The language of wine

If I say a green bell pepper tastes like a green bell pepper, you know what I mean. But if I say a Sancerre tastes like a Sancerre, that’s not very helpful. With wine, we need to employ other “languages” in order to put our taste impressions into words.

And putting wine into words is just about the most important skill any wine lover can possess. Why? By talking about a wine and describing it (if even just to yourself), you have something to remember it by. Think about all those times that you’ve had a delicious wine, but weeks (maybe days) later, you don’t really remember what it tasted like—in fact, you may not even remember its name. But if you’d put that wine into words, you would have given yourself something to remember.

And that, in turn, allows you to begin to build a “taste memory” of dozens of wines. All of a sudden, compiling a wine list becomes less complicated, wine buying becomes easier, and in general, you start to feel comfortable about wine in a way you never did before.

Choosing your language

The question is: how exactly do you learn to put wine into words?
The answer is to realize an important fundamental fact: there isn’t a single language of wine that you need to learn. There are many ways of describing what you taste. For most of us, the language that works best is a language we’re already comfortable with.

For example, I once had a student who described a red wine as being like a lime-green trapezoid. It turns out that this woman was a graphic designer. The wine we were tasting was, in fact, under-ripe, hard and angular, with lots of green pepper flavors. As a description, a lime green trapezoid was pretty good. By using her own language she was able to accurately describe the wine to herself and remember it.
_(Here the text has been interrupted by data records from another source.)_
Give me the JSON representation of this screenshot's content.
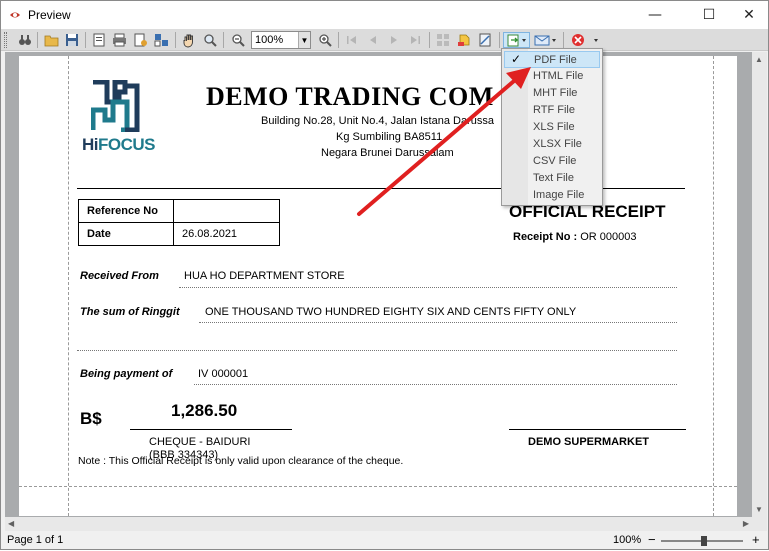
{
  "window": {
    "title": "Preview",
    "minimize_glyph": "—",
    "maximize_glyph": "☐",
    "close_glyph": "✕"
  },
  "toolbar": {
    "zoom_value": "100%"
  },
  "document": {
    "company_name": "DEMO TRADING COM",
    "address_line1": "Building  No.28, Unit No.4, Jalan Istana Darussa",
    "address_line2": "Kg Sumbiling  BA8511",
    "address_line3": "Negara Brunei  Darussalam",
    "logo_text_dark": "Hi",
    "logo_text_accent": "FOCUS",
    "reference_label": "Reference No",
    "reference_value": "",
    "date_label": "Date",
    "date_value": "26.08.2021",
    "receipt_title": "OFFICIAL RECEIPT",
    "receipt_no_label": "Receipt No :",
    "receipt_no_value": "OR 000003",
    "received_from_label": "Received From",
    "received_from_value": "HUA HO DEPARTMENT STORE",
    "sum_label": "The sum of Ringgit",
    "sum_value": "ONE THOUSAND TWO HUNDRED EIGHTY SIX AND CENTS FIFTY  ONLY",
    "payment_label": "Being payment of",
    "payment_value": "IV 000001",
    "currency": "B$",
    "amount": "1,286.50",
    "cheque_text": "CHEQUE - BAIDURI (BBB 334343)",
    "signatory": "DEMO SUPERMARKET",
    "note": "Note : This Official Receipt is only valid upon clearance of the cheque."
  },
  "export_menu": {
    "items": [
      {
        "label": "PDF File",
        "checked": true
      },
      {
        "label": "HTML File",
        "checked": false
      },
      {
        "label": "MHT File",
        "checked": false
      },
      {
        "label": "RTF File",
        "checked": false
      },
      {
        "label": "XLS File",
        "checked": false
      },
      {
        "label": "XLSX File",
        "checked": false
      },
      {
        "label": "CSV File",
        "checked": false
      },
      {
        "label": "Text File",
        "checked": false
      },
      {
        "label": "Image File",
        "checked": false
      }
    ]
  },
  "statusbar": {
    "page": "Page 1 of 1",
    "zoom": "100%",
    "zoom_out": "−",
    "zoom_in": "+"
  },
  "colors": {
    "annotation_arrow": "#e02020",
    "logo_dark": "#1f3c5b",
    "logo_accent": "#1f7a8c",
    "menu_highlight": "#cde6f7"
  }
}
There are, of course, a lot of “languages” that can be employed. I know many people who, on tasting a wine, immediately think of it as a piece of music. In my own case, 25 years ago, when I was first starting to learn about wine, I got in the habit of using celebrities as shorthand to remember wines and grape varieties: Chardonnay is Marilyn Monroe—soft, blond, round and fleshy; Sauvignon Blanc is Lady Gaga—taut, wild and sassy; Zinfandel is Arnold Schwarzenegger—muscular, full-bodied and thick. Zany as this might have been, I still think it’s a quick way to remember the personalities of different grapes. And people get it. I recently went into a wine shop and just for fun, asked the salesman to suggest a wine “like Jennifer Aniston.” His eyes twinkled, he chuckled, and he gave me a light-bodied, easygoing Riesling from Australia. It was exactly what I had in mind.

Of course, the language that many of us commonly use to describe wine is the language of food. We say that a wine tastes like cherries or vanilla. There are not only wines that have a taste similar to chocolate, but there are also wines that have a mouthfeel like melted chocolate.

In the end, the most important realization is this: you don’t have to be a wine expert to describe and remember what you’re tasting. You just have to have fun and find a language that makes sense to you.